Le mur de mémoire, Anthony Doerr
Le mur de mémoire (Memory Wall), traduit (USA) par Valérie Malfoy, 7 février 2013, 290 p. 21,50 €
Ecrivain(s): Anthony Doerr Edition: Albin Michel
Un voyage dans l’espace qui se double d’un voyage dans le temps.
Avec son recueil de nouvelles, Le mur de mémoire, Anthony Doerr nous conduit de l’Afrique du Sud aux Etats-Unis, en passant par la Chine, la Lituanie ou l’Allemagne. En plus de nous convier aux quatre coins du monde, il traverse aussi les époques. Mais loin de se livrer à des exercices de reconstitution historique, c’est le souvenir d’événements qui guide ses récits.
Les six nouvelles de ce recueil ont en effet pour thème la mémoire et sa persistance. Elles posent la question de savoir comment des souvenirs continuent à vivre dans le présent et, dans une certaine mesure, comment ils influent sur la vie, voire la déterminent.
Tous les personnages d’Anthony Doerr sont hantés par la perte ou la résurgence de leur passé. Le passé crée un manque parfois vertigineux. Ce qui a été mais n’est plus devient une boussole pour continuer à avancer, mais aussi un fardeau – quand il devient presque fantasme –, qui empêche d’aller de l’avant et de se construire.

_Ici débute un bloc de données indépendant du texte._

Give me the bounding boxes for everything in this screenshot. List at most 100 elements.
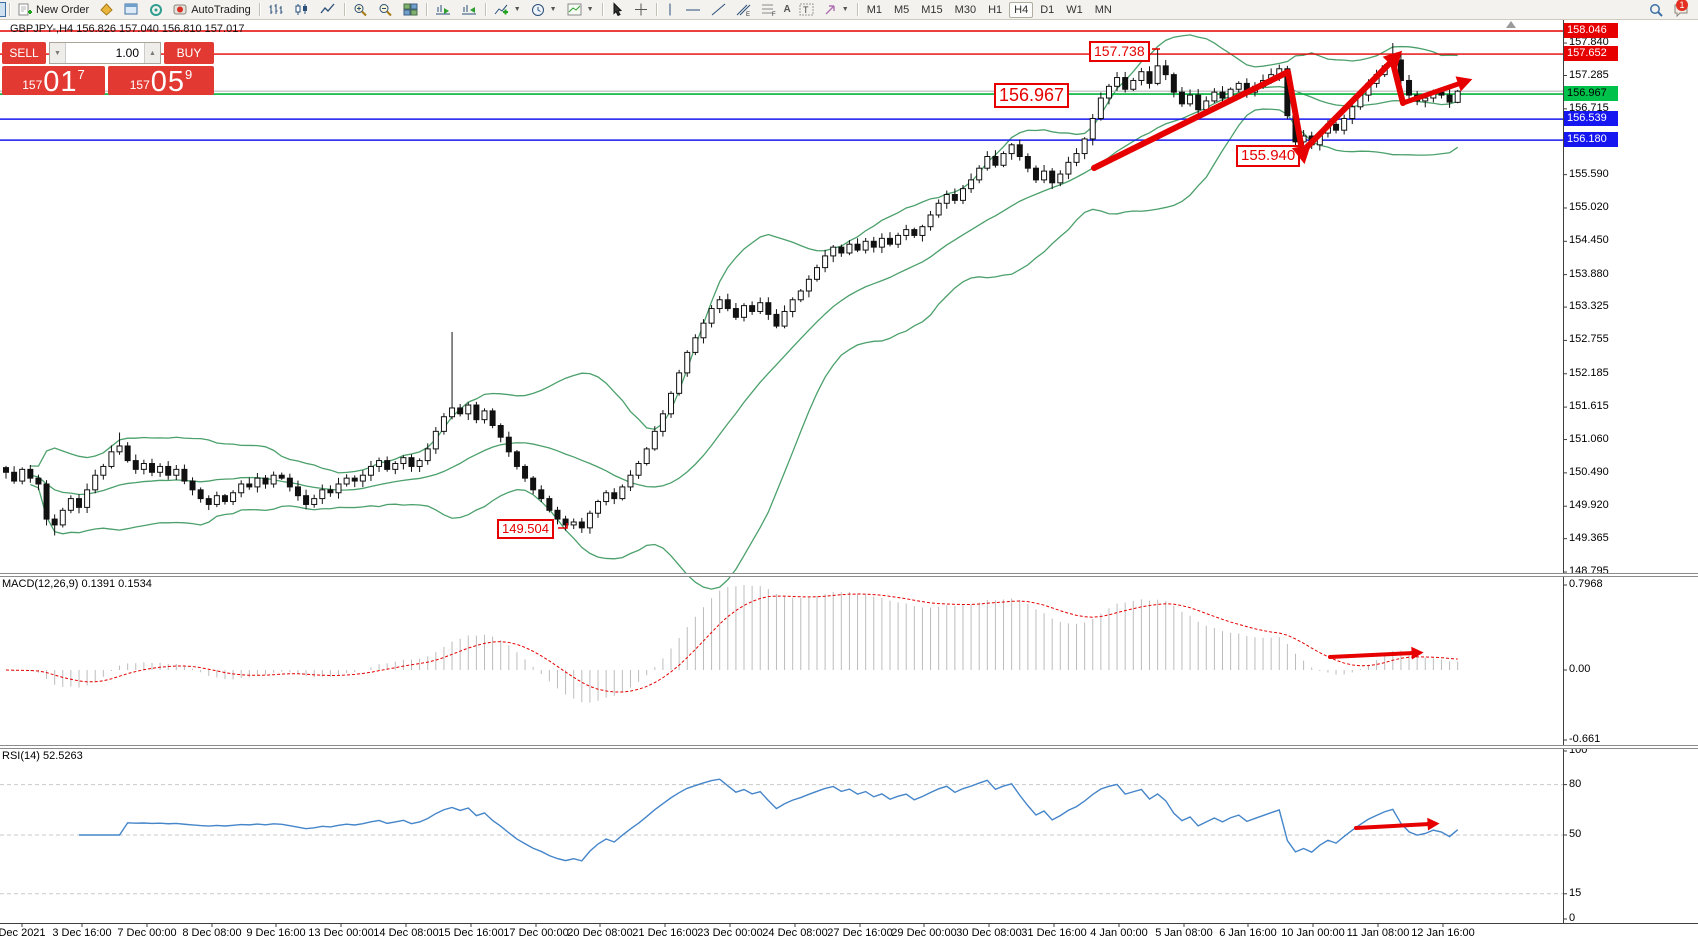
macd-scale-zero: 0.00 — [1569, 663, 1591, 675]
time-label: 31 Dec 16:00 — [1021, 927, 1087, 939]
price-tick-label: 153.880 — [1569, 267, 1609, 280]
buy-price-display[interactable]: 157 05 9 — [108, 66, 214, 97]
time-label: 8 Dec 08:00 — [182, 927, 242, 939]
price-tick-label: 151.615 — [1569, 400, 1609, 413]
panel-separator-rsi[interactable] — [0, 745, 1698, 749]
sell-button[interactable]: SELL — [2, 42, 46, 64]
candlestick-mode-icon[interactable] — [289, 1, 315, 18]
timeframe-button-w1[interactable]: W1 — [1066, 3, 1083, 16]
timeframe-button-d1[interactable]: D1 — [1040, 3, 1055, 16]
volume-stepper: ▼ 1.00 ▲ — [49, 42, 161, 64]
price-badge-blue: 156.539 — [1564, 111, 1618, 127]
chart-window-icon[interactable] — [124, 3, 139, 16]
time-label: 3 Dec 16:00 — [52, 927, 112, 939]
bar-chart-mode-icon[interactable] — [263, 1, 289, 18]
panel-separator-macd[interactable] — [0, 573, 1698, 577]
time-label: 14 Dec 08:00 — [373, 927, 439, 939]
price-callout[interactable]: 155.940 — [1236, 145, 1301, 167]
channel-tool-icon[interactable]: E — [731, 1, 756, 18]
styles-icon[interactable] — [99, 2, 114, 17]
toolbar-separator — [9, 3, 10, 16]
price-callout[interactable]: 156.967 — [994, 83, 1070, 108]
price-tick-label: 154.450 — [1569, 234, 1609, 247]
macd-indicator-label: MACD(12,26,9) 0.1391 0.1534 — [2, 578, 152, 590]
notifications-button[interactable]: 1 — [1673, 0, 1690, 17]
trend-arrows — [558, 48, 1473, 831]
buy-price-pip: 9 — [185, 67, 193, 82]
chevron-down-icon: ▼ — [549, 6, 557, 13]
price-axis-line — [1563, 19, 1564, 923]
arrows-tool-icon — [825, 5, 835, 15]
volume-decrease-button[interactable]: ▼ — [50, 43, 66, 63]
indicators-icon — [494, 4, 508, 15]
time-label: 9 Dec 16:00 — [246, 927, 306, 939]
buy-button[interactable]: BUY — [164, 42, 214, 64]
cursor-tool-icon[interactable] — [606, 1, 629, 18]
zoom-in-icon[interactable] — [348, 1, 373, 18]
time-label: 10 Jan 00:00 — [1281, 927, 1345, 939]
horizontal-line-tool-icon[interactable] — [680, 1, 706, 18]
price-tick-label: 152.755 — [1569, 333, 1609, 346]
volume-input[interactable]: 1.00 — [115, 46, 139, 60]
fibonacci-tool-icon[interactable]: F — [756, 1, 781, 18]
price-tick-label: 156.715 — [1569, 101, 1609, 114]
timeframe-toolbar: M1 M5 M15 M30 H1 H4 D1 W1 MN — [861, 1, 1118, 18]
template-icon — [567, 3, 582, 16]
price-callout[interactable]: 157.738 — [1089, 41, 1150, 62]
autotrading-label: AutoTrading — [191, 3, 251, 16]
zoom-out-icon[interactable] — [373, 1, 398, 18]
clipped-window-icon — [0, 2, 6, 17]
timeframe-button-m15[interactable]: M15 — [921, 3, 943, 16]
templates-button[interactable]: ▼ — [562, 1, 599, 18]
volume-increase-button[interactable]: ▲ — [144, 43, 160, 63]
arrows-tool-button[interactable]: ▼ — [819, 1, 854, 18]
trendline-tool-icon[interactable] — [706, 1, 731, 18]
timeframe-button-m1[interactable]: M1 — [866, 3, 882, 16]
price-tick-label: 151.060 — [1569, 432, 1609, 445]
auto-scroll-icon[interactable] — [430, 1, 456, 18]
price-callout[interactable]: 149.504 — [497, 519, 554, 539]
chart-shift-marker — [1506, 21, 1516, 28]
rsi-scale-label: 0 — [1569, 912, 1576, 924]
macd-signal-line — [5, 593, 1458, 693]
line-chart-mode-icon[interactable] — [315, 1, 341, 18]
clock-icon — [531, 3, 544, 16]
rsi-scale-label: 15 — [1569, 886, 1582, 899]
new-order-button[interactable]: New Order — [13, 1, 94, 18]
rsi-level-lines — [0, 784, 1563, 895]
timeframe-button-m5[interactable]: M5 — [893, 3, 910, 16]
timeframe-button-h1[interactable]: H1 — [988, 3, 1003, 16]
indicators-button[interactable]: ▼ — [489, 1, 526, 18]
broadcast-icon[interactable] — [149, 3, 163, 17]
chevron-down-icon: ▼ — [513, 6, 521, 13]
vertical-line-tool-icon[interactable] — [660, 1, 680, 18]
timeframe-button-h4[interactable]: H4 — [1009, 1, 1034, 18]
search-icon[interactable] — [1649, 3, 1663, 17]
text-label-tool-icon[interactable]: T — [794, 1, 819, 18]
time-label: 29 Dec 00:00 — [891, 927, 957, 939]
time-label: 23 Dec 00:00 — [697, 927, 763, 939]
time-label: 13 Dec 00:00 — [308, 927, 374, 939]
time-label: 5 Jan 08:00 — [1155, 927, 1213, 939]
tile-windows-icon[interactable] — [398, 1, 423, 18]
time-label: 27 Dec 16:00 — [827, 927, 893, 939]
periods-button[interactable]: ▼ — [526, 1, 562, 18]
timeframe-button-mn[interactable]: MN — [1094, 3, 1112, 16]
sell-price-pip: 7 — [77, 67, 85, 82]
time-label: 11 Jan 08:00 — [1346, 927, 1410, 939]
autotrading-button[interactable]: AutoTrading — [168, 1, 256, 18]
text-tool-icon[interactable]: A — [783, 4, 791, 15]
time-axis-line — [0, 923, 1698, 924]
chart-shift-icon[interactable] — [456, 1, 482, 18]
timeframe-button-m30[interactable]: M30 — [954, 3, 977, 16]
bollinger-bands — [30, 34, 1459, 590]
sell-price-display[interactable]: 157 01 7 — [2, 66, 105, 97]
axis-ticks — [21, 30, 1567, 927]
price-tick-label: 155.020 — [1569, 200, 1609, 213]
time-label: 20 Dec 08:00 — [567, 927, 633, 939]
price-tick-label: 149.365 — [1569, 531, 1609, 544]
crosshair-tool-icon[interactable] — [629, 1, 653, 18]
toolbar-separator — [484, 3, 486, 16]
rsi-scale-label: 80 — [1569, 777, 1582, 790]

Ainsi, en Afrique du Sud, une femme, au soir de sa vie, enregistre ses souvenirs sur des cassettes que des voleurs tentent de s’approprier pour découvrir le secret que son mari a emporté dans la tombe.
Une orpheline quitte le Kansas pour aller vivre chez son grand-père en Lituanie où elle découvre que les mythes peuvent avoir une certaine réalité.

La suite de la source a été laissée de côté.